An interview from 2000 with China’s Vice President Xi Jinping – kann ein zwölf Jahre altes Interview noch interessant sein? Ja, wenn es eines der wenigen Gespräche mit dem künftigen Staats- und Parteichef Xi Jinping ist. Carsten Boyer Thøgersen and Susanne Posborg haben das Interview im Auftrag des Nordic Institute of Asian Studies übersetzt.

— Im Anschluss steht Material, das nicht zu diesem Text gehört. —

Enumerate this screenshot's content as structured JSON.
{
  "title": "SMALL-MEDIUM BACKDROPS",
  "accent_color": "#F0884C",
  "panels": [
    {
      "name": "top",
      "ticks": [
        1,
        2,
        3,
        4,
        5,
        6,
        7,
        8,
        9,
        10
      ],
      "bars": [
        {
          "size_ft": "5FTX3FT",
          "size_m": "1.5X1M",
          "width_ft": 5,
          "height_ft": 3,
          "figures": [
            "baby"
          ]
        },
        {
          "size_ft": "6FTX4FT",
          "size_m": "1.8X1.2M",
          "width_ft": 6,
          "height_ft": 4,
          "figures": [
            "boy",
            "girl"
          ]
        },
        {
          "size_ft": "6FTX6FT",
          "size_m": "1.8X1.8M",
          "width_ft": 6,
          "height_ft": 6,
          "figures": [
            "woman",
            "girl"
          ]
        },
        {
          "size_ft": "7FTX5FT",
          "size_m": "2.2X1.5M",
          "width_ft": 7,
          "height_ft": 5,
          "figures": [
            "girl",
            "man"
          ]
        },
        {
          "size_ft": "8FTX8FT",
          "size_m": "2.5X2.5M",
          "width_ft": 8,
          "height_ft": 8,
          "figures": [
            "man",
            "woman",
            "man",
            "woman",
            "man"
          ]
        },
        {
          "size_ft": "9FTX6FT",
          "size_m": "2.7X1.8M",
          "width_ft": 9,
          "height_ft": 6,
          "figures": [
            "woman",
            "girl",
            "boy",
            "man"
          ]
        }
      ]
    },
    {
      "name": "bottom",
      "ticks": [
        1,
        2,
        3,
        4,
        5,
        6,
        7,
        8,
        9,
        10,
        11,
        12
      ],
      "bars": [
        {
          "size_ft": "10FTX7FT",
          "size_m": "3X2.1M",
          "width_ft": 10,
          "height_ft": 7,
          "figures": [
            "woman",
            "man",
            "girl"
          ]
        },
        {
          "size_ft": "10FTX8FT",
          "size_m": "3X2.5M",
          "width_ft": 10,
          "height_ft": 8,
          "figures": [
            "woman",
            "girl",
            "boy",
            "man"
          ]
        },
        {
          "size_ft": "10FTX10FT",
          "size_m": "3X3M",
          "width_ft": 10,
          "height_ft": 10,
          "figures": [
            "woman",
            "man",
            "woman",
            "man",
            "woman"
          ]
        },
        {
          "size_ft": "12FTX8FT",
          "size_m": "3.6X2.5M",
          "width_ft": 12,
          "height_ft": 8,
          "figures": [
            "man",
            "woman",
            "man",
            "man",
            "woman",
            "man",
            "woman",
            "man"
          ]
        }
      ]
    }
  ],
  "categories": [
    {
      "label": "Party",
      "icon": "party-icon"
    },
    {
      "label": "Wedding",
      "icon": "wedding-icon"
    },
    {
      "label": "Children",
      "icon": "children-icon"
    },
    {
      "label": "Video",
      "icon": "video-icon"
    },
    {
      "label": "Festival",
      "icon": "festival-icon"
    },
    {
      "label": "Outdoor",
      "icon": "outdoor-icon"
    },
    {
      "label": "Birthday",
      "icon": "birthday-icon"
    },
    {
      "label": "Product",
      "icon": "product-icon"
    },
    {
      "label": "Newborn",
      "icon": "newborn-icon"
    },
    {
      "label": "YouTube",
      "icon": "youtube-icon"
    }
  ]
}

Apple blocks Siri’s prostitute-finder function – möglicherweise am schönsten an dieser Xinhua-Meldung ist der Hinweis auf die knallharte Hintergrund-Recherche: „Previous research conducted by Xinhua reporters in Shanghai’s Baoshan District found that of the 12 locations listed by Siri upon the „escort services“ inquiry, some did provide such services.“
As Handover Looms, China Enters Extreme Lockdown – Yueran Zhang hat Weibo-Stimmen dazu gesammelt, was für Verbote den Pekingern derzeit so begegnen. „Although “stability preservation” (“维稳”) is always a high priority in China, it has now become the singular priority, affecting the lives of countless Chinese officials and citizens.“
China moves toward registering citizens‘ fingerprints – nochmal Xinhua, diesmal über ein massives Datensammelprojekt, das die Polizei plant: „According to the statement, citizens applying for ID cards for the first time as well as those applying for replacement cards will be required to have their fingerprints recorded.“
China’s incoming first lady a challenge for the image makers – Julie Makinen über die Vermarktung von Peng Liyuan, die als Sängerin bereits berühmt ist und nun bald die First Lady von China wird. „Crafting a public role for Peng will require Communist Party image makers to delicately navigate millenniums-old suspicion of women near the center of power in China, the party’s own squeamishness about making officials‘ private lives public, and a gossipy media culture increasingly critical of elites‘ lifestyles and behavior.“
For Complainers, A Stint In China’s ‚Black Jails‘ – Frank Langfitt besucht mit einer früheren Insassin eines von Chinas Geheimgefängnissen. „Local officials use secret detention centers to protect their standing in the bureaucracy. Every time a citizen goes to Beijing to complain, the central government gives local officials a black mark.“
Forced shopping in Hong Kong makes a return on cheap tour packages – He Huifeng und Amy Nip über Butterfahrten nach Hongkong mit Kaufzwang. „While it is illegal for agencies to organise tours at prices that cannot cover costs (…) it is easy to buy tourist coupons online through various mainland websites at ultra-low prices of between 200 yuan and 500 yuan.“
Peking regelt Organspende neu – Petra Kolonko erklärt, wie es mit dem bisherigen System der Organ-„Spende“ von Hingerichteten weitergehen könnte. „Während pro Jahr in China etwa 1,5 Millionen Kranke auf eine Transplantation wartete, würden nur etwa 10.000 vorgenommen. Die hohe Nachfrage führt zu illegalem Organhandel.“
Wary of Future, Professionals Leave China in Record Numbers – Ian Johnson beschreibt den „brain drain“ unter gebildeten jungen Chinesen. „Most migrants seem to see a foreign passport as insurance against the worst-case scenario rather than as a complete abandonment of China.“ Lustiger Bonus: die Sache mit dem Aufmacherfoto.
Laowai Style – Gangnam goes Peking
Erst hat jeder (ein ungefährer Wert) das Video zu „Gangnam Style“ angeguckt. Dann lustige Cover von Mitt Romney über Ban Ki-moon bis Ai Weiwei gepostet. Eh ihr’s bald alle leid seid hier noch schnell meine aktuelle Lieblingsvariante: „Laowai Style“.
Laowai ist ein chinesischer Begriff für Ausländer – wobei es in diesem Clip um diejenigen geht, die schon länger in China sind und sich hier eingelebt haben. Zwischendurch gibt’s auch Bilder vom Campus der Tsinghua-Universität, an der wir Medienbotschafter unsere Uni-Wochen absolvieren. Das große rote Ufo bei 0:33 ist das Audimax.